Manufacturers, Adesina urge govt to prioritise non-oil exports
The Manufacturers Association of Nigeria Export Promotion Group (MANEG) has reiterated its call on the Federal Government to prioritise non-oil exports as a strategic move to boost the economy.
This call was made at the Nigeria Employers Consultative Association (NECA) yearly summit held in Abuja.
Speaking at the summit, themed, ‘Trade and Non-oil Export: Changing the Narrative for Rapid National Development’, the Acting Chairman of MANEG and Director, External Affairs, at British American Tobacco West and Central Africa, Odiri Erewa-Megisson, emphasised the importance of government’s support for non-oil export businesses in growing revenue.
She said: “It is important that the government steps up to support non-oil export businesses by offering incentives and allocating funds specifically to foster revenue growth in the country. The cost of running a business in Nigeria is hefty, compared to other places in the world. So, the government must provide incentives. That way, exporters can have a fair chance to compete with their counterparts in other countries and make a mark in terms of revenue growth.”
She stressed the need for the government to streamline regulatory agencies and alleviate the burdensome procedures faced by exporters, while commending the harmonisation of the foreign exchange (FX) rates, stressing that exporters should receive priority in accessing the FX market.
“All the barriers that are there – different agencies, duplicity of roles – there are so many barriers in place that impede businesses. So, they are outrightly generating revenue, but they are not bringing it back into Nigeria. They can keep it offshore. How can we change that?” she asked.

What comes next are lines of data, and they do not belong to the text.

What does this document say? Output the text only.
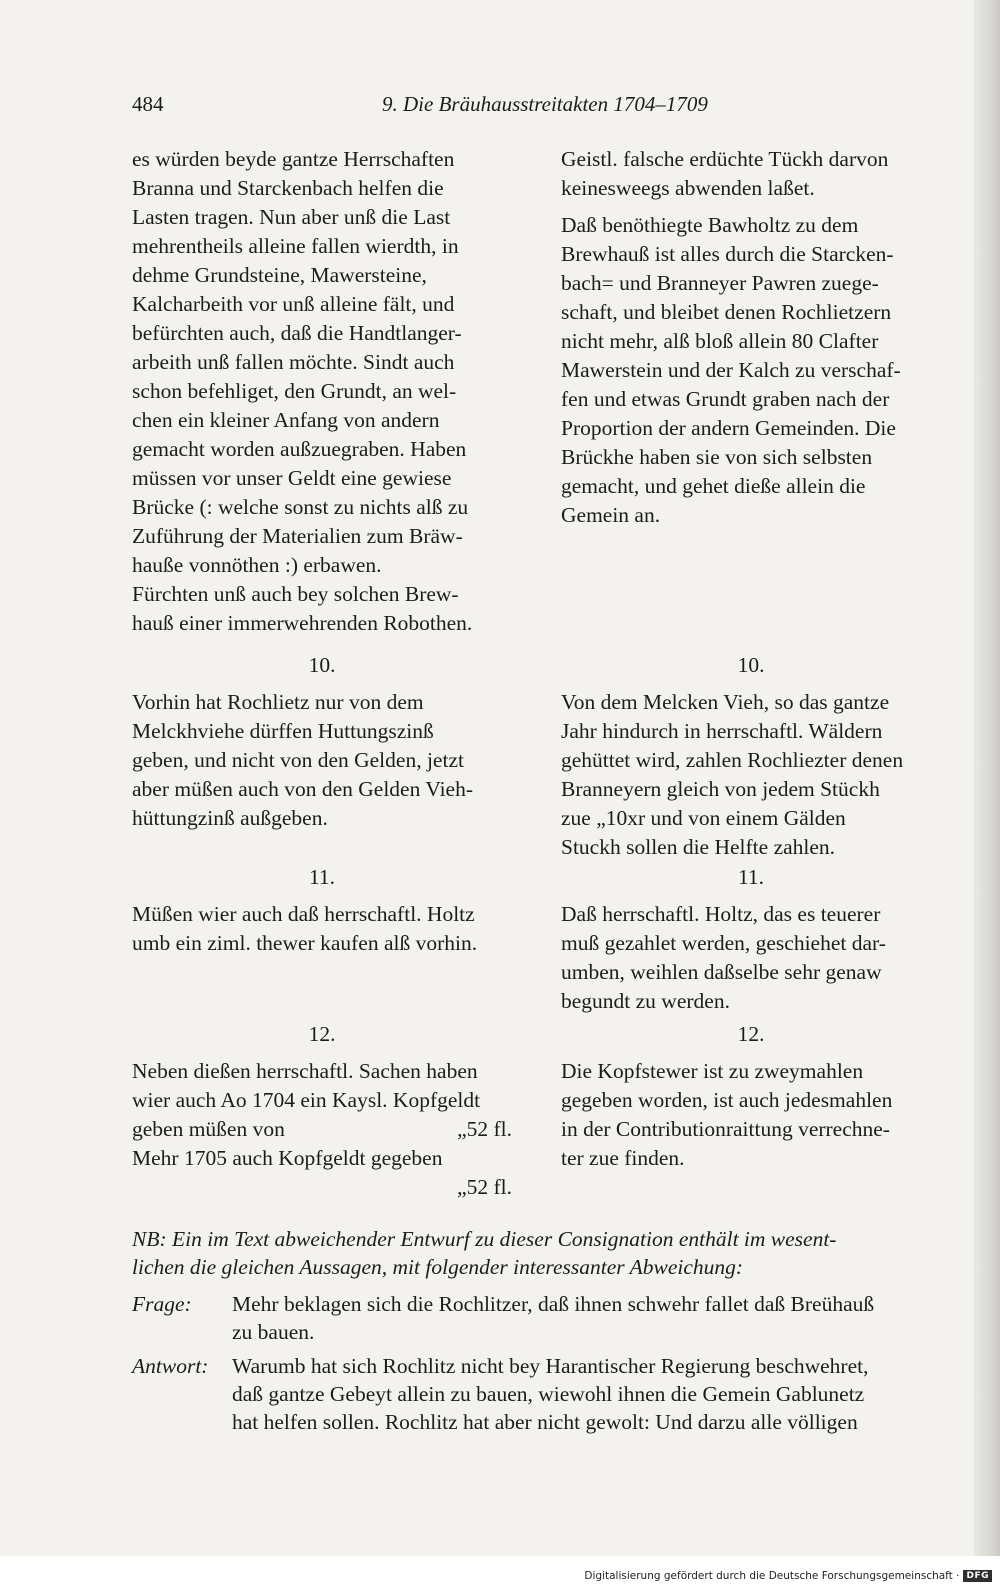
484	9. Die Bräuhausstreitakten 1704–1709

es würden beyde gantze Herrschaften

Branna und Starckenbach helfen die

Lasten tragen. Nun aber unß die Last

mehrentheils alleine fallen wierdth, in

dehme Grundsteine, Mawersteine,

Kalcharbeith vor unß alleine fält, und

befürchten auch, daß die Handtlanger-

arbeith unß fallen möchte. Sindt auch

schon befehliget, den Grundt, an wel-

chen ein kleiner Anfang von andern

gemacht worden außzuegraben. Haben

müssen vor unser Geldt eine gewiese

Brücke (: welche sonst zu nichts alß zu

Zuführung der Materialien zum Bräw-

hauße vonnöthen :) erbawen.

Fürchten unß auch bey solchen Brew-

hauß einer immerwehrenden Robothen.

10.

Vorhin hat Rochlietz nur von dem

Melckhviehe dürffen Huttungszinß

geben, und nicht von den Gelden, jetzt

aber müßen auch von den Gelden Vieh-

hüttungzinß außgeben.

11.

Müßen wier auch daß herrschaftl. Holtz

umb ein ziml. thewer kaufen alß vorhin.

12.

Neben dießen herrschaftl. Sachen haben

wier auch Ao 1704 ein Kaysl. Kopfgeldt

geben müßen von	„52 fl.

Mehr 1705 auch Kopfgeldt gegeben

„52 fl.

Geistl. falsche erdüchte Tückh darvon

keinesweegs abwenden laßet.

Daß benöthiegte Bawholtz zu dem

Brewhauß ist alles durch die Starcken-

bach= und Branneyer Pawren zuege-

schaft, und bleibet denen Rochlietzern

nicht mehr, alß bloß allein 80 Clafter

Mawerstein und der Kalch zu verschaf-

fen und etwas Grundt graben nach der

Proportion der andern Gemeinden. Die

Brückhe haben sie von sich selbsten

gemacht, und gehet dieße allein die

Gemein an.

10.

Von dem Melcken Vieh, so das gantze

Jahr hindurch in herrschaftl. Wäldern

gehüttet wird, zahlen Rochliezter denen

Branneyern gleich von jedem Stückh

zue „10xr und von einem Gälden

Stuckh sollen die Helfte zahlen.

11.

Daß herrschaftl. Holtz, das es teuerer

muß gezahlet werden, geschiehet dar-

umben, weihlen daßselbe sehr genaw

begundt zu werden.

12.

Die Kopfstewer ist zu zweymahlen

gegeben worden, ist auch jedesmahlen

in der Contributionraittung verrechne-

ter zue finden.

NB: Ein im Text abweichender Entwurf zu dieser Consignation enthält im wesent-
lichen die gleichen Aussagen, mit folgender interessanter Abweichung:
Frage: Mehr beklagen sich die Rochlitzer, daß ihnen schwehr fallet daß Breühauß
zu bauen.
Antwort: Warumb hat sich Rochlitz nicht bey Harantischer Regierung beschwehret,
daß gantze Gebeyt allein zu bauen, wiewohl ihnen die Gemein Gablunetz
hat helfen sollen. Rochlitz hat aber nicht gewolt: Und darzu alle völligen
Digitalisierung gefördert durch die Deutsche Forschungsgemeinschaft · DFG
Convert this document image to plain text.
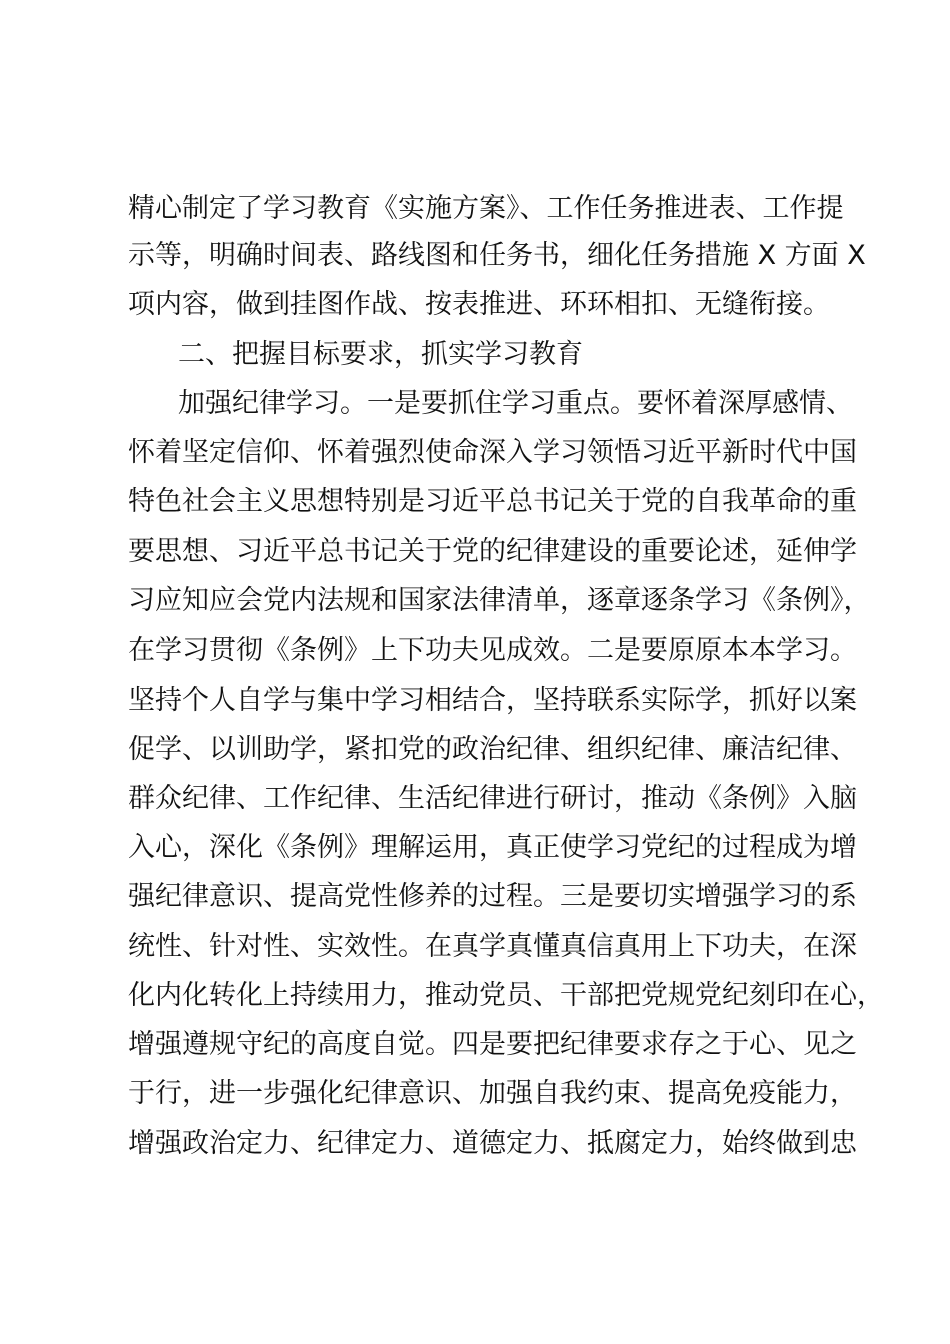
精心制定了学习教育《实施方案》、工作任务推进表、工作提
示等，明确时间表、路线图和任务书，细化任务措施 X 方面 X
项内容，做到挂图作战、按表推进、环环相扣、无缝衔接。
二、把握目标要求，抓实学习教育
加强纪律学习。一是要抓住学习重点。要怀着深厚感情、
怀着坚定信仰、怀着强烈使命深入学习领悟习近平新时代中国
特色社会主义思想特别是习近平总书记关于党的自我革命的重
要思想、习近平总书记关于党的纪律建设的重要论述，延伸学
习应知应会党内法规和国家法律清单，逐章逐条学习《条例》，
在学习贯彻《条例》上下功夫见成效。二是要原原本本学习。
坚持个人自学与集中学习相结合，坚持联系实际学，抓好以案
促学、以训助学，紧扣党的政治纪律、组织纪律、廉洁纪律、
群众纪律、工作纪律、生活纪律进行研讨，推动《条例》入脑
入心，深化《条例》理解运用，真正使学习党纪的过程成为增
强纪律意识、提高党性修养的过程。三是要切实增强学习的系
统性、针对性、实效性。在真学真懂真信真用上下功夫，在深
化内化转化上持续用力，推动党员、干部把党规党纪刻印在心，
增强遵规守纪的高度自觉。四是要把纪律要求存之于心、见之
于行，进一步强化纪律意识、加强自我约束、提高免疫能力，
增强政治定力、纪律定力、道德定力、抵腐定力，始终做到忠
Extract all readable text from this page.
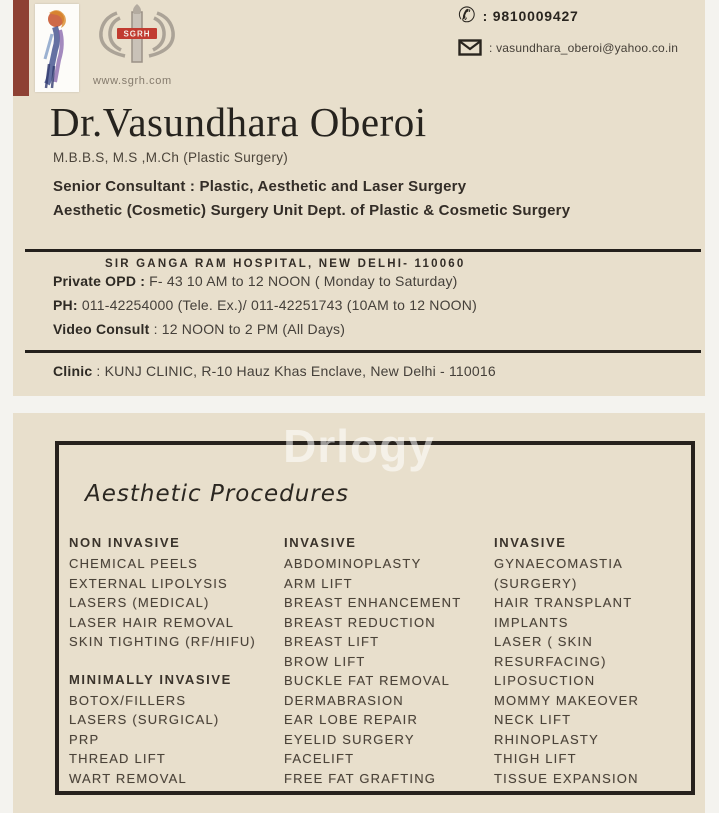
SGRH
www.sgrh.com
✆ : 9810009427
: vasundhara_oberoi@yahoo.co.in
Dr.Vasundhara Oberoi
M.B.B.S, M.S ,M.Ch (Plastic Surgery)
Senior Consultant : Plastic, Aesthetic and Laser Surgery
Aesthetic (Cosmetic) Surgery Unit Dept. of Plastic & Cosmetic Surgery
SIR GANGA RAM HOSPITAL, NEW DELHI- 110060
Private OPD : F- 43 10 AM to 12 NOON ( Monday to Saturday)
PH: 011-42254000 (Tele. Ex.)/ 011-42251743 (10AM to 12 NOON)
Video Consult : 12 NOON to 2 PM (All Days)
Clinic : KUNJ CLINIC, R-10 Hauz Khas Enclave, New Delhi - 110016
Drlogy
Aesthetic Procedures
NON INVASIVE
CHEMICAL PEELS
EXTERNAL LIPOLYSIS
LASERS (MEDICAL)
LASER HAIR REMOVAL
SKIN TIGHTING (RF/HIFU)
MINIMALLY INVASIVE
BOTOX/FILLERS
LASERS (SURGICAL)
PRP
THREAD LIFT
WART REMOVAL
INVASIVE
ABDOMINOPLASTY
ARM LIFT
BREAST ENHANCEMENT
BREAST REDUCTION
BREAST LIFT
BROW LIFT
BUCKLE FAT REMOVAL
DERMABRASION
EAR LOBE REPAIR
EYELID SURGERY
FACELIFT
FREE FAT GRAFTING
INVASIVE
GYNAECOMASTIA (SURGERY)
HAIR TRANSPLANT
IMPLANTS
LASER ( SKIN RESURFACING)
LIPOSUCTION
MOMMY MAKEOVER
NECK LIFT
RHINOPLASTY
THIGH LIFT
TISSUE EXPANSION
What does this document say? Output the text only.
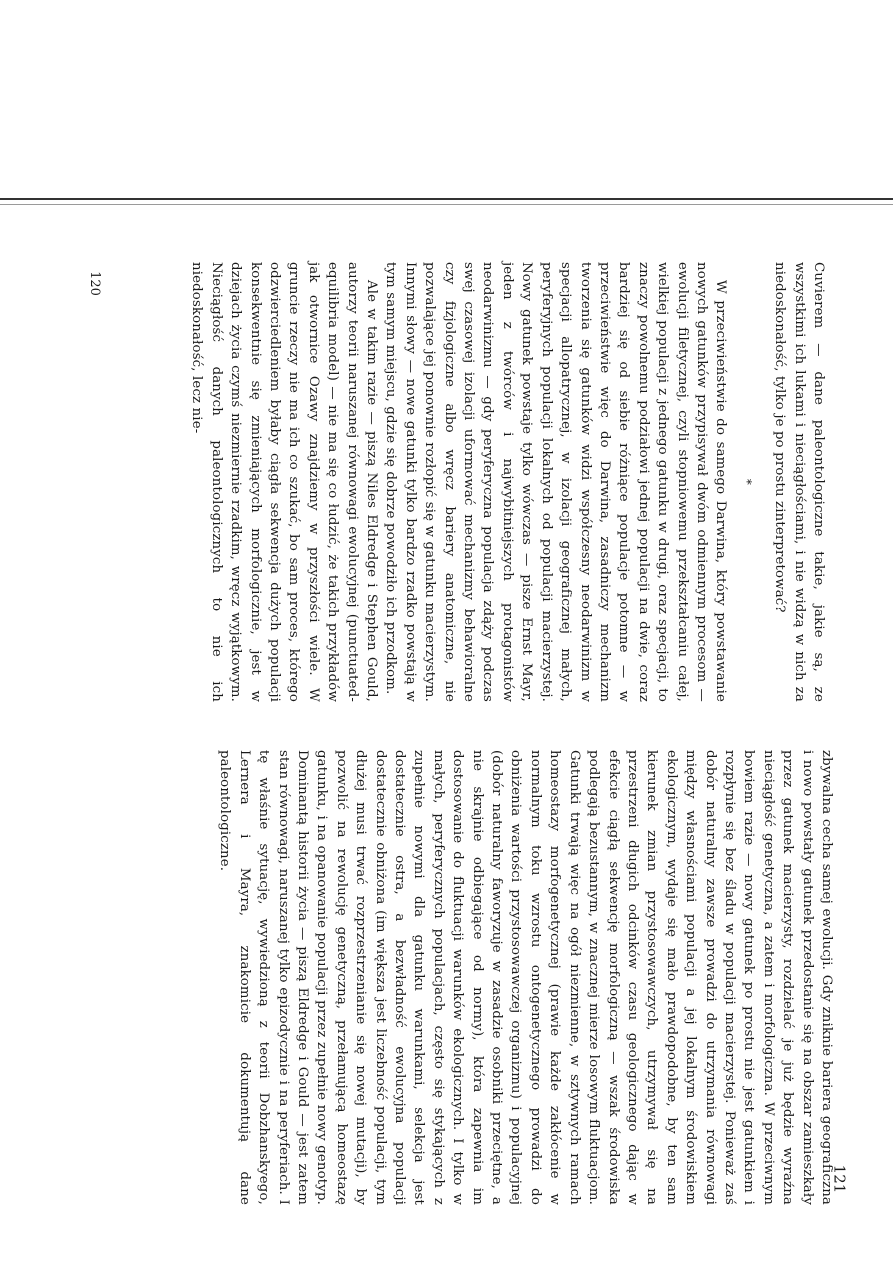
Cuvierem — dane paleontologiczne takie, jakie są, ze wszystkimi ich lukami i nieciągłościami, i nie widzą w nich za niedoskonałość, tylko je po prostu zinterpretować?

*

W przeciwieństwie do samego Darwina, który powstawanie nowych gatunków przypisywał dwóm odmiennym procesom — ewolucji filetycznej, czyli stopniowemu przekształcaniu całej, wielkiej populacji z jednego gatunku w drugi, oraz specjacji, to znaczy powolnemu podziałowi jednej populacji na dwie, coraz bardziej się od siebie różniące populacje potomne — w przeciwieństwie więc do Darwina, zasadniczy mechanizm tworzenia się gatunków widzi współczesny neodarwinizm w specjacji allopatrycznej, w izolacji geograficznej małych, peryferyjnych populacji lokalnych od populacji macierzystej. Nowy gatunek powstaje tylko wówczas — pisze Ernst Mayr, jeden z twórców i najwybitniejszych protagonistów neodarwinizmu — gdy peryferyczna populacja zdąży podczas swej czasowej izolacji uformować mechanizmy behawioralne czy fizjologiczne albo wręcz bariery anatomiczne, nie pozwalające jej ponownie rozłopić się w gatunku macierzystym. Innymi słowy — nowe gatunki tylko bardzo rzadko powstają w tym samym miejscu, gdzie się dobrze powodziło ich przodkom.

Ale w takim razie — piszą Niles Eldredge i Stephen Gould, autorzy teorii naruszanej równowagi ewolucyjnej (punctuated-equilibria model) — nie ma się co łudzić, że takich przykładów jak otwornice Ozawy znajdziemy w przyszłości wiele. W gruncie rzeczy nie ma ich co szukać, bo sam proces, którego odzwierciedleniem byłaby ciągła sekwencja dużych populacji konsekwentnie się zmieniających morfologicznie, jest w dziejach życia czymś niezmiernie rzadkim, wręcz wyjątkowym. Nieciągłość danych paleontologicznych to nie ich niedoskonałość, lecz nie-

120

zbywalna cecha samej ewolucji. Gdy zniknie bariera geograficzna i nowo powstały gatunek przedostanie się na obszar zamieszkały przez gatunek macierzysty, rozdzielać je już będzie wyraźna nieciągłość genetyczna, a zatem i morfologiczna. W przeciwnym bowiem razie — nowy gatunek po prostu nie jest gatunkiem i rozpłynie się bez śladu w populacji macierzystej. Ponieważ zaś dobór naturalny zawsze prowadzi do utrzymania równowagi między własnościami populacji a jej lokalnym środowiskiem ekologicznym, wydaje się mało prawdopodobne, by ten sam kierunek zmian przystosowawczych, utrzymywał się na przestrzeni długich odcinków czasu geologicznego dając w efekcie ciągłą sekwencję morfologiczną — wszak środowiska podlegają bezustannym, w znacznej mierze losowym fluktuacjom. Gatunki trwają więc na ogół niezmienne, w sztywnych ramach homeostazy morfogenetycznej (prawie każde zakłócenie w normalnym toku wzrostu ontogenetycznego prowadzi do obniżenia wartości przystosowawczej organizmu) i populacyjnej (dobór naturalny faworyzuje w zasadzie osobniki przeciętne, a nie skrajnie odbiegające od normy), która zapewnia im dostosowanie do fluktuacji warunków ekologicznych. I tylko w małych, peryferycznych populacjach, często się stykających z zupełnie nowymi dla gatunku warunkami, selekcja jest dostatecznie ostra, a bezwładność ewolucyjna populacji dostatecznie obniżona (im większa jest liczebność populacji, tym dłużej musi trwać rozprzestrzenianie się nowej mutacji), by pozwolić na rewolucję genetyczną, przełamującą homeostazę gatunku, i na opanowanie populacji przez zupełnie nowy genotyp. Dominantą historii życia — piszą Eldredge i Gould — jest zatem stan równowagi, naruszanej tylko epizodycznie i na peryferiach. I tę właśnie sytuację, wywiedzioną z teorii Dobzhanskyego, Lernera i Mayra, znakomicie dokumentują dane paleontologiczne.

121
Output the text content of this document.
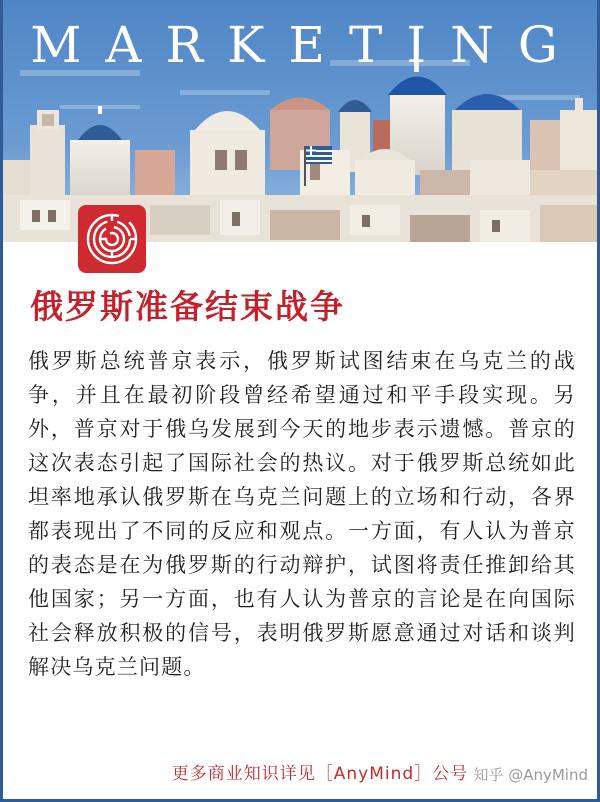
MARKETING
俄罗斯准备结束战争
俄罗斯总统普京表示，俄罗斯试图结束在乌克兰的战争，并且在最初阶段曾经希望通过和平手段实现。另外，普京对于俄乌发展到今天的地步表示遗憾。普京的这次表态引起了国际社会的热议。对于俄罗斯总统如此坦率地承认俄罗斯在乌克兰问题上的立场和行动，各界都表现出了不同的反应和观点。一方面，有人认为普京的表态是在为俄罗斯的行动辩护，试图将责任推卸给其他国家；另一方面，也有人认为普京的言论是在向国际社会释放积极的信号，表明俄罗斯愿意通过对话和谈判解决乌克兰问题。
更多商业知识详见［AnyMind］公号 知乎 @AnyMind
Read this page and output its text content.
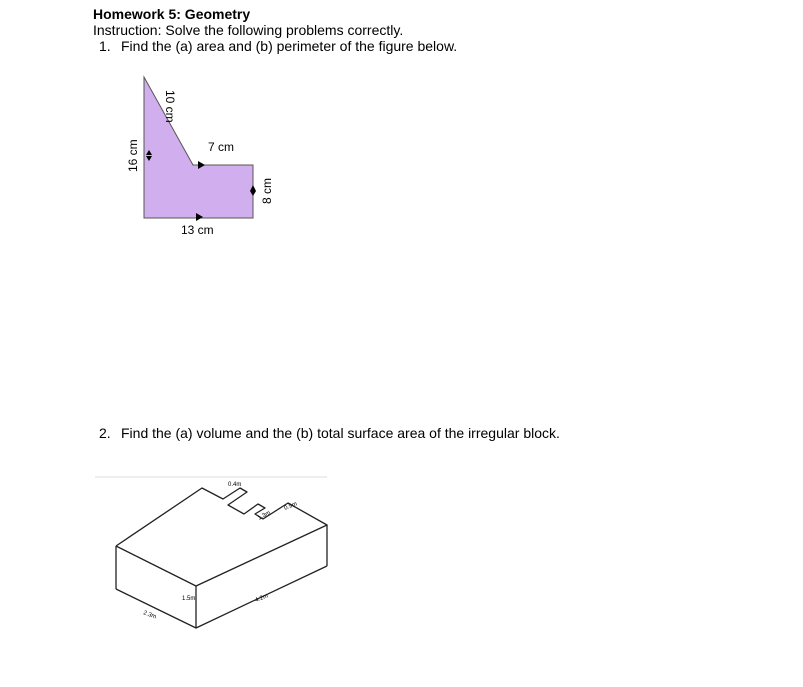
Homework 5: Geometry
Instruction: Solve the following problems correctly.
1. Find the (a) area and (b) perimeter of the figure below.
2. Find the (a) volume and the (b) total surface area of the irregular block.
10 cm
16 cm	7 cm
8 cm
13 cm
0.4m
1.3m
0.9m
1.5m
2.3m
4.2m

In his keynote address, the President of the African Development Bank (AfDB), Dr. Akinwumi Adesina, who was represented by the Director General of AfDB, Nigeria, Lamin Barrow, emphasised the importance of accelerating resource mobilisation for Nigeria’s economic growth.
“Nigeria’s revenue to GDP ratio at eight per cent, which is among the lowest in the world and lags behind the West African Average of 13 per cent. Currently, we face huge fiscal deficits estimated at six per cent of GDP due to high expenditure amidst dwindling revenues from crude oil exports. To address this, we must prioritise measures such as improving tax collection and administration, streamlining the tax system and blocking leakages in tax collection,” Adesina said.
He added that boosting agricultural productivity, developing value chains and attracting more private sector investments could be a sure route to sustainable revenue generation and economic diversification.